Podes construir a vida toda e chegar ao fim sem teres abrigo. Podes dar ao mundo os filhos, a força, a fartura, sem alcançares outra recompensa senão essa: a de teres dado. E certamente não há outra maior. Podes estar à mesa a comer sozinho e ao vir-te à memória o número dos teus filhos e dos teus netos tudo de repente perder sentido. Pensa, então, não que a vida te abandona, mas que te leva.

A viuvez e o luto são mais do que o sofrimento.
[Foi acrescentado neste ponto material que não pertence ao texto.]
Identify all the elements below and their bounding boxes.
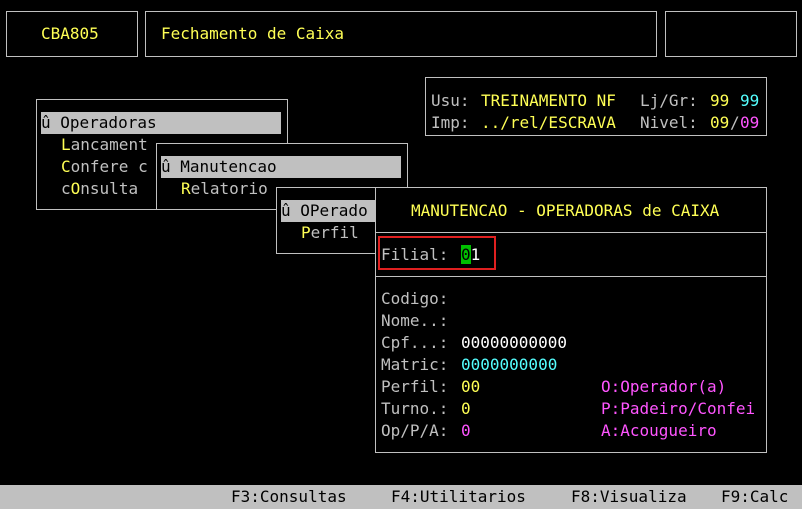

A tarefa da vida é o deserto de te gastares. Ganhaste transparência. Aproximas o que divides e separas. E chamam-te a libertar.


IN: Daniel Faria, Sétimo Dia, edição Assírio & Alvim


Daniel Faria 🇵🇹 (1971-1999) nasceu em Baltar, Paredes, poeta beneditino, precocemente falecido aos 28 anos de idade, quando estava prestes a concluir o noviciado no Mosteiro Beneditino de Singeverga. Frequentou o curso de Teologia na Universidade Católica Portuguesa – Porto, em 1996. No Seminário e na Faculdade criou gosto por entender a poesia e dialogar com a expressão contemporânea. Licenciou-se em Estudos Portugueses na Faculdade de Letras da Universidade do Porto.